Upstream has just pointed me to: https://github.com/os-autoinst/os-autoinst/pull/1640 which may actually fix this! I'll try and do a build with it soon.
FEDORA-2021-aa39748257 has been submitted as an update to Fedora 34. https://bodhi.fedoraproject.org/updates/FEDORA-2021-aa39748257
FEDORA-2021-186bca5b58 has been submitted as an update to Fedora 33. https://bodhi.fedoraproject.org/updates/FEDORA-2021-186bca5b58
FEDORA-2021-aa39748257 has been pushed to the Fedora 34 testing repository. Soon you'll be able to install the update with the following command: `sudo dnf upgrade --enablerepo=updates-testing --advisory=FEDORA-2021-aa39748257` You can provide feedback for this update here: https://bodhi.fedoraproject.org/updates/FEDORA-2021-aa39748257 See also https://fedoraproject.org/wiki/QA:Updates_Testing for more information on how to test updates.

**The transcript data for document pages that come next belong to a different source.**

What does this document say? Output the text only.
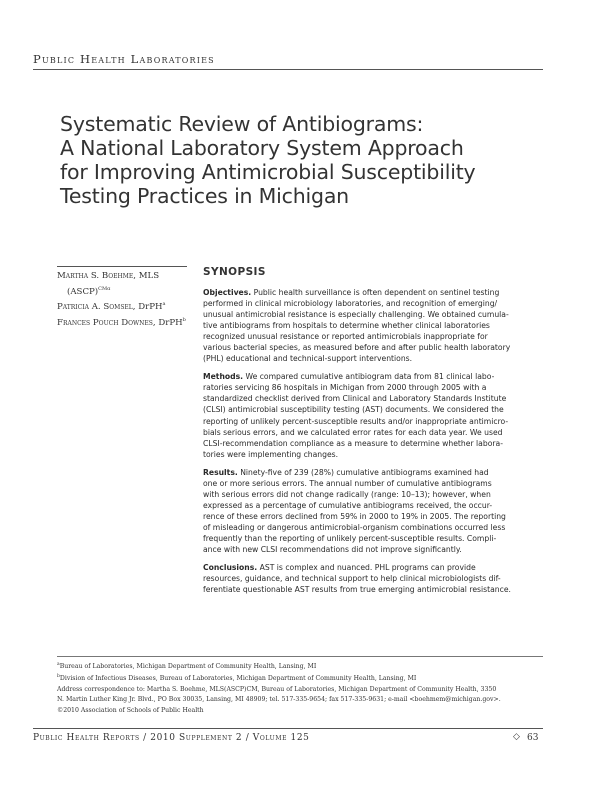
Public Health Laboratories
Systematic Review of Antibiograms:
A National Laboratory System Approach
for Improving Antimicrobial Susceptibility
Testing Practices in Michigan
Martha S. Boehme, MLS
(ASCP)$^{CMɑ}$
Patricia A. Somsel, DrPH$^a$
Frances Pouch Downes, DrPH$^b$
SYNOPSIS
Objectives. Public health surveillance is often dependent on sentinel testing
performed in clinical microbiology laboratories, and recognition of emerging/
unusual antimicrobial resistance is especially challenging. We obtained cumula-
tive antibiograms from hospitals to determine whether clinical laboratories
recognized unusual resistance or reported antimicrobials inappropriate for
various bacterial species, as measured before and after public health laboratory
(PHL) educational and technical-support interventions.
Methods. We compared cumulative antibiogram data from 81 clinical labo-
ratories servicing 86 hospitals in Michigan from 2000 through 2005 with a
standardized checklist derived from Clinical and Laboratory Standards Institute
(CLSI) antimicrobial susceptibility testing (AST) documents. We considered the
reporting of unlikely percent-susceptible results and/or inappropriate antimicro-
bials serious errors, and we calculated error rates for each data year. We used
CLSI-recommendation compliance as a measure to determine whether labora-
tories were implementing changes.
Results. Ninety-five of 239 (28%) cumulative antibiograms examined had
one or more serious errors. The annual number of cumulative antibiograms
with serious errors did not change radically (range: 10–13); however, when
expressed as a percentage of cumulative antibiograms received, the occur-
rence of these errors declined from 59% in 2000 to 19% in 2005. The reporting
of misleading or dangerous antimicrobial-organism combinations occurred less
frequently than the reporting of unlikely percent-susceptible results. Compli-
ance with new CLSI recommendations did not improve significantly.
Conclusions. AST is complex and nuanced. PHL programs can provide
resources, guidance, and technical support to help clinical microbiologists dif-
ferentiate questionable AST results from true emerging antimicrobial resistance.
$^a$Bureau of Laboratories, Michigan Department of Community Health, Lansing, MI
$^b$Division of Infectious Diseases, Bureau of Laboratories, Michigan Department of Community Health, Lansing, MI
Address correspondence to: Martha S. Boehme, MLS(ASCP)CM, Bureau of Laboratories, Michigan Department of Community Health, 3350
N. Martin Luther King Jr. Blvd., PO Box 30035, Lansing, MI 48909; tel. 517-335-9654; fax 517-335-9631; e-mail <boehmem@michigan.gov>.
©2010 Association of Schools of Public Health
Public Health Reports / 2010 Supplement 2 / Volume 125	◇ 63
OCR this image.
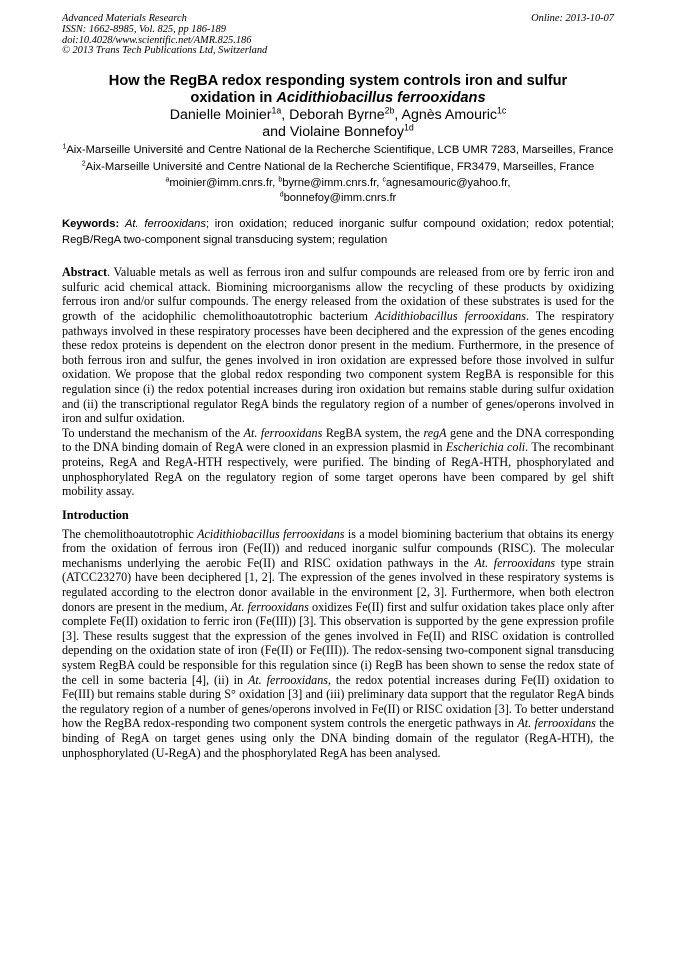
Advanced Materials Research
ISSN: 1662-8985, Vol. 825, pp 186-189
doi:10.4028/www.scientific.net/AMR.825.186
© 2013 Trans Tech Publications Ltd, Switzerland
Online: 2013-10-07
How the RegBA redox responding system controls iron and sulfur
oxidation in Acidithiobacillus ferrooxidans
Danielle Moinier$^{1a}$, Deborah Byrne$^{2b}$, Agnès Amouric$^{1c}$
and Violaine Bonnefoy$^{1d}$
$^1$Aix-Marseille Université and Centre National de la Recherche Scientifique, LCB UMR 7283, Marseilles, France
$^2$Aix-Marseille Université and Centre National de la Recherche Scientifique, FR3479, Marseilles, France
$^a$moinier@imm.cnrs.fr, $^b$byrne@imm.cnrs.fr, $^c$agnesamouric@yahoo.fr,
$^d$bonnefoy@imm.cnrs.fr
Keywords: At. ferrooxidans; iron oxidation; reduced inorganic sulfur compound oxidation; redox potential; RegB/RegA two-component signal transducing system; regulation

Abstract. Valuable metals as well as ferrous iron and sulfur compounds are released from ore by ferric iron and sulfuric acid chemical attack. Biomining microorganisms allow the recycling of these products by oxidizing ferrous iron and/or sulfur compounds. The energy released from the oxidation of these substrates is used for the growth of the acidophilic chemolithoautotrophic bacterium Acidithiobacillus ferrooxidans. The respiratory pathways involved in these respiratory processes have been deciphered and the expression of the genes encoding these redox proteins is dependent on the electron donor present in the medium. Furthermore, in the presence of both ferrous iron and sulfur, the genes involved in iron oxidation are expressed before those involved in sulfur oxidation. We propose that the global redox responding two component system RegBA is responsible for this regulation since (i) the redox potential increases during iron oxidation but remains stable during sulfur oxidation and (ii) the transcriptional regulator RegA binds the regulatory region of a number of genes/operons involved in iron and sulfur oxidation.

To understand the mechanism of the At. ferrooxidans RegBA system, the regA gene and the DNA corresponding to the DNA binding domain of RegA were cloned in an expression plasmid in Escherichia coli. The recombinant proteins, RegA and RegA-HTH respectively, were purified. The binding of RegA-HTH, phosphorylated and unphosphorylated RegA on the regulatory region of some target operons have been compared by gel shift mobility assay.

Introduction

The chemolithoautotrophic Acidithiobacillus ferrooxidans is a model biomining bacterium that obtains its energy from the oxidation of ferrous iron (Fe(II)) and reduced inorganic sulfur compounds (RISC). The molecular mechanisms underlying the aerobic Fe(II) and RISC oxidation pathways in the At. ferrooxidans type strain (ATCC23270) have been deciphered [1, 2]. The expression of the genes involved in these respiratory systems is regulated according to the electron donor available in the environment [2, 3]. Furthermore, when both electron donors are present in the medium, At. ferrooxidans oxidizes Fe(II) first and sulfur oxidation takes place only after complete Fe(II) oxidation to ferric iron (Fe(III)) [3]. This observation is supported by the gene expression profile [3]. These results suggest that the expression of the genes involved in Fe(II) and RISC oxidation is controlled depending on the oxidation state of iron (Fe(II) or Fe(III)). The redox-sensing two-component signal transducing system RegBA could be responsible for this regulation since (i) RegB has been shown to sense the redox state of the cell in some bacteria [4], (ii) in At. ferrooxidans, the redox potential increases during Fe(II) oxidation to Fe(III) but remains stable during S° oxidation [3] and (iii) preliminary data support that the regulator RegA binds the regulatory region of a number of genes/operons involved in Fe(II) or RISC oxidation [3]. To better understand how the RegBA redox-responding two component system controls the energetic pathways in At. ferrooxidans the binding of RegA on target genes using only the DNA binding domain of the regulator (RegA-HTH), the unphosphorylated (U-RegA) and the phosphorylated RegA has been analysed.
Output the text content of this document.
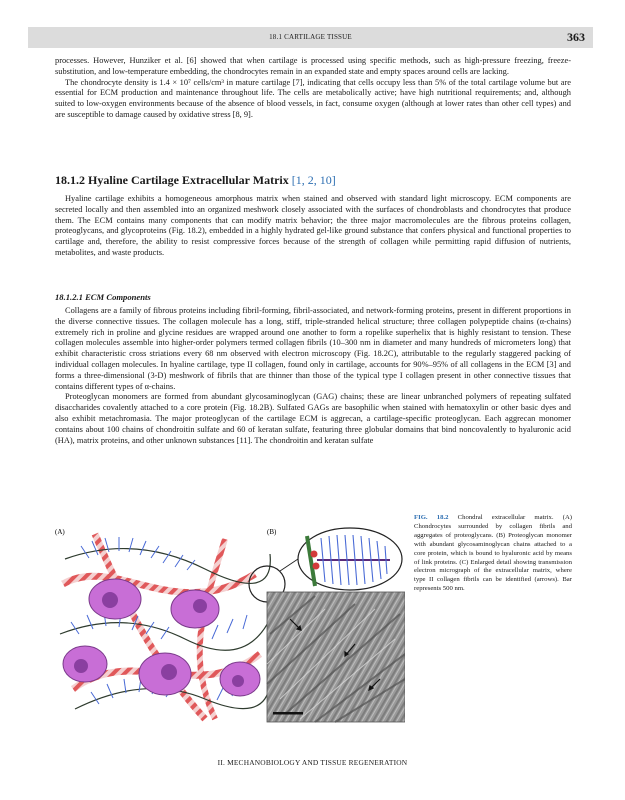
18.1 CARTILAGE TISSUE	363

processes. However, Hunziker et al. [6] showed that when cartilage is processed using specific methods, such as high-pressure freezing, freeze-substitution, and low-temperature embedding, the chondrocytes remain in an expanded state and empty spaces around cells are lacking.

The chondrocyte density is 1.4 × 10⁷ cells/cm³ in mature cartilage [7], indicating that cells occupy less than 5% of the total cartilage volume but are essential for ECM production and maintenance throughout life. The cells are metabolically active; have high nutritional requirements; and, although suited to low-oxygen environments because of the absence of blood vessels, in fact, consume oxygen (although at lower rates than other cell types) and are susceptible to damage caused by oxidative stress [8, 9].

18.1.2 Hyaline Cartilage Extracellular Matrix [1, 2, 10]

Hyaline cartilage exhibits a homogeneous amorphous matrix when stained and observed with standard light microscopy. ECM components are secreted locally and then assembled into an organized meshwork closely associated with the surfaces of chondroblasts and chondrocytes that produce them. The ECM contains many components that can modify matrix behavior; the three major macromolecules are the fibrous proteins collagen, proteoglycans, and glycoproteins (Fig. 18.2), embedded in a highly hydrated gel-like ground substance that confers physical and functional properties to cartilage and, therefore, the ability to resist compressive forces because of the strength of collagen while permitting rapid diffusion of nutrients, metabolites, and waste products.

18.1.2.1 ECM Components

Collagens are a family of fibrous proteins including fibril-forming, fibril-associated, and network-forming proteins, present in different proportions in the diverse connective tissues. The collagen molecule has a long, stiff, triple-stranded helical structure; three collagen polypeptide chains (α-chains) extremely rich in proline and glycine residues are wrapped around one another to form a ropelike superhelix that is highly resistant to tension. These collagen molecules assemble into higher-order polymers termed collagen fibrils (10–300 nm in diameter and many hundreds of micrometers long) that exhibit characteristic cross striations every 68 nm observed with electron microscopy (Fig. 18.2C), attributable to the regularly staggered packing of individual collagen molecules. In hyaline cartilage, type II collagen, found only in cartilage, accounts for 90%–95% of all collagens in the ECM [3] and forms a three-dimensional (3-D) meshwork of fibrils that are thinner than those of the typical type I collagen present in other connective tissues that contains different types of α-chains.

Proteoglycan monomers are formed from abundant glycosaminoglycan (GAG) chains; these are linear unbranched polymers of repeating sulfated disaccharides covalently attached to a core protein (Fig. 18.2B). Sulfated GAGs are basophilic when stained with hematoxylin or other basic dyes and also exhibit metachromasia. The major proteoglycan of the cartilage ECM is aggrecan, a cartilage-specific proteoglycan. Each aggrecan monomer contains about 100 chains of chondroitin sulfate and 60 of keratan sulfate, featuring three globular domains that bind noncovalently to hyaluronic acid (HA), matrix proteins, and other unknown substances [11]. The chondroitin and keratan sulfate

(A)	(B)
FIG. 18.2 Chondral extracellular matrix. (A) Chondrocytes surrounded by collagen fibrils and aggregates of proteoglycans. (B) Proteoglycan monomer with abundant glycosaminoglycan chains attached to a core protein, which is bound to hyaluronic acid by means of link proteins. (C) Enlarged detail showing transmission electron micrograph of the extracellular matrix, where type II collagen fibrils can be identified (arrows). Bar represents 500 nm.
II. MECHANOBIOLOGY AND TISSUE REGENERATION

FEDORA-2021-186bca5b58 has been pushed to the Fedora 33 testing repository. Soon you'll be able to install the update with the following command: `sudo dnf upgrade --enablerepo=updates-testing --advisory=FEDORA-2021-186bca5b58` You can provide feedback for this update here: https://bodhi.fedoraproject.org/updates/FEDORA-2021-186bca5b58 See also https://fedoraproject.org/wiki/QA:Updates_Testing for more information on how to test updates.
FEDORA-2021-186bca5b58 has been pushed to the Fedora 33 stable repository. If problem still persists, please make note of it in this bug report.
FEDORA-2021-aa39748257 has been pushed to the Fedora 34 stable repository. If problem still persists, please make note of it in this bug report.